The mechanism by which malignancy develops in the normal endometrial tissue is not clear, but if endometrial cancer is found in the uterus, it could also be present in ectopic endometrial tissues such as sites of adenomyosis or chocolate cysts. The fact that endometrioid adenocarcinoma was found at multiple sites in this case could be a piece of the puzzle for carcinogenesis.

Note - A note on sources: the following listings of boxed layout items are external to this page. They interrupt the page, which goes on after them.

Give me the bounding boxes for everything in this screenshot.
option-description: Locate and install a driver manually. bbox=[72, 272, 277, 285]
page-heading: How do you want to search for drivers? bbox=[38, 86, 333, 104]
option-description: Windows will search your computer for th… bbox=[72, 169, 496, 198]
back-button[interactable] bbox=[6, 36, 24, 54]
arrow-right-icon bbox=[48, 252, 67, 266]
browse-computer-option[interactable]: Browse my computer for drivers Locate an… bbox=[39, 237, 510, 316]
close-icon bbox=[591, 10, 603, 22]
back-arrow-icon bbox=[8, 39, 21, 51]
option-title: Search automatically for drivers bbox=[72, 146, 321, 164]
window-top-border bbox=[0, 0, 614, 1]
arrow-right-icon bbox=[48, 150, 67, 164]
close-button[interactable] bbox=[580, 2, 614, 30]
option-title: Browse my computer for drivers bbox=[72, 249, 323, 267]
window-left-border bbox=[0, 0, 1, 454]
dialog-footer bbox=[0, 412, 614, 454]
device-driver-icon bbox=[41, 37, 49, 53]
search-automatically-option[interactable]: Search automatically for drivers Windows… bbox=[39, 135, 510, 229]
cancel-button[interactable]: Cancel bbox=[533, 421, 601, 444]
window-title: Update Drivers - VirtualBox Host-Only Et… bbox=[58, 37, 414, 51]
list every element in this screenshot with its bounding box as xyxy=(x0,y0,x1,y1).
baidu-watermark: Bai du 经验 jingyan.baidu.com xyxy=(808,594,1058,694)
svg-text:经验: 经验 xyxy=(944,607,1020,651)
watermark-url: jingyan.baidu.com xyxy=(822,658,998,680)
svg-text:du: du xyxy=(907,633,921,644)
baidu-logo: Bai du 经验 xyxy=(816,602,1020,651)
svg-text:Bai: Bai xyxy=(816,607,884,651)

Conflict of interest statement

The authors have no conflict of interest to declare.

Funding

This research did not receive any specific grant from funding agencies in the public, commercial, or not-for-profit sectors.

Ethical approval

N/A.

Consent

Written informed consent was obtained from the patient for publication of this case report and accompanying images. A copy of the written consent is available for review by the Editor-in-Chief of this journal on request.

Author contribution

Lena Tashima is an attending doctor of this patient, collected the data and wrote this manuscript.

Dr Kensuke Hori contributed in clinical advices for patient treatment especially about adjuvant chemotherapy.

Dr Hitomi Ono participated in clinical management including assisting operation.

Dr Teruaki Nagano provided pathological diagnosis and prepared photos of microscopical findings.

Dr Shin-ichi Nakatsuka participated in the case discussion as a cancer board and gave precious opinions.

Dr Kimihiko Ito provided overall supervision and suggestion of the case report.

Guarantor

The guarantor for this case report is Dr Kimihiko Ito.

Acknowledgments

We are grateful to all members of department of obstetrics and gynecology and department of diagnostic pathology for helpful discussion.